Imagine that you have a third hand which moves 12 times as fast as the minute hand. Then, at any time, if the hour hand moves to the location of the minute hand, the minute hand will move to the location of the imaginary hand. Therefore, our task is to find the number of times during the day when the hour hand and the imaginary hand are on top of each other, and the minute hand is not.

Since the imaginary hand moves 144 times faster than the hour hand, the two hands are on top of each other exactly 143 times between 12AM and 12PM. Out of these 143 times, 11 times all three arrows are on top of each other. Therefore, we have 2 × (143 – 11) = 264 times when we cannot figure out the exact time during the entire 24-hour cycle.

## Vectors -1, 0, 1

Consider all 1024 vectors in a 10-dimensional space with elements ±1. Show that if you change some of the elements of some of the vectors to 0, you can still choose a few vectors, such that their sum is equal to the 0-vector.

Denote the 1024 vectors with ui and their transformations with f(ui). Create a graph with 1024 nodes, labeled with ui. Then, for every node ui, create a directed edge from ui to ui-2f(ui). This is a valid construction, since the vector ui-2f(ui) has elements -1, 0, and 1 only. In the resulting graph, there is a cycle:

v1 ⇾ v2 ⇾ … ⇾ vk ⇾ v1.

Now, if we pick the (transformed) vectors from this cycle, their sum is the 0-vector:

f(v1) + f(v2) + … + f(vk) = (v2 – v1)/2 + (v3 – v2)/2 + … + (v1 – vk)/2 = 0.

## Odd Rectangle

The sides of a rectangle have lengths which are odd numbers. The rectangle is split into smaller rectangles with sides which have integer lengths. Show that there is a small rectangle, such that all distances between its sides and the sides of the large rectangle have the same parity, i.e. they are all even or they are all odd.
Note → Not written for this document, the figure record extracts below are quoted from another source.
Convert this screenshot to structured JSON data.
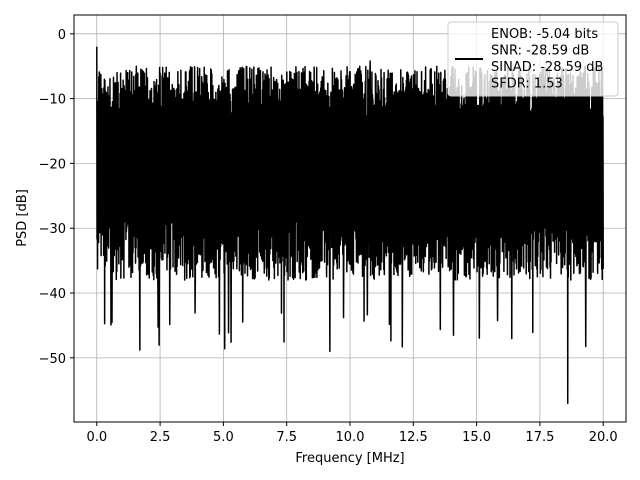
{
  "chart_data": {
    "type": "line",
    "title": "",
    "xlabel": "Frequency [MHz]",
    "ylabel": "PSD [dB]",
    "xlim": [
      -0.9,
      20.9
    ],
    "ylim": [
      -59.9,
      2.9
    ],
    "xticks": [
      0.0,
      2.5,
      5.0,
      7.5,
      10.0,
      12.5,
      15.0,
      17.5,
      20.0
    ],
    "xtick_labels": [
      "0.0",
      "2.5",
      "5.0",
      "7.5",
      "10.0",
      "12.5",
      "15.0",
      "17.5",
      "20.0"
    ],
    "yticks": [
      0,
      -10,
      -20,
      -30,
      -40,
      -50
    ],
    "ytick_labels": [
      "0",
      "−10",
      "−20",
      "−30",
      "−40",
      "−50"
    ],
    "grid": true,
    "legend_position": "top-right",
    "series": [
      {
        "name": "ENOB: -5.04 bits\nSNR: -28.59 dB\nSINAD: -28.59 dB\nSFDR: 1.53",
        "color": "#000000",
        "sample_count": 2000,
        "x_range": [
          0,
          20
        ],
        "noise_band_db": [
          -35,
          -5
        ],
        "notable_points": [
          {
            "x": 0.0,
            "y": -2.0
          },
          {
            "x": 1.7,
            "y": -48.8
          },
          {
            "x": 5.3,
            "y": -47.6
          },
          {
            "x": 9.2,
            "y": -49.0
          },
          {
            "x": 18.6,
            "y": -57.0
          },
          {
            "x": 10.8,
            "y": -4.2
          }
        ]
      }
    ]
  }
}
Source: Shortlist IMO 2017

Split the large rectangle into small 1×1 squares and color it in black and white, chessboard-style, such that the four corner squares are black. Since the large rectangle has more black squares than white squares, one of the smaller rectangles also must have more black squares than white squares. Therefore, the four corners of that smaller rectangle are all black. Then, it is easy to see that all distances between its sides and the sides of the large rectangle have the same parity.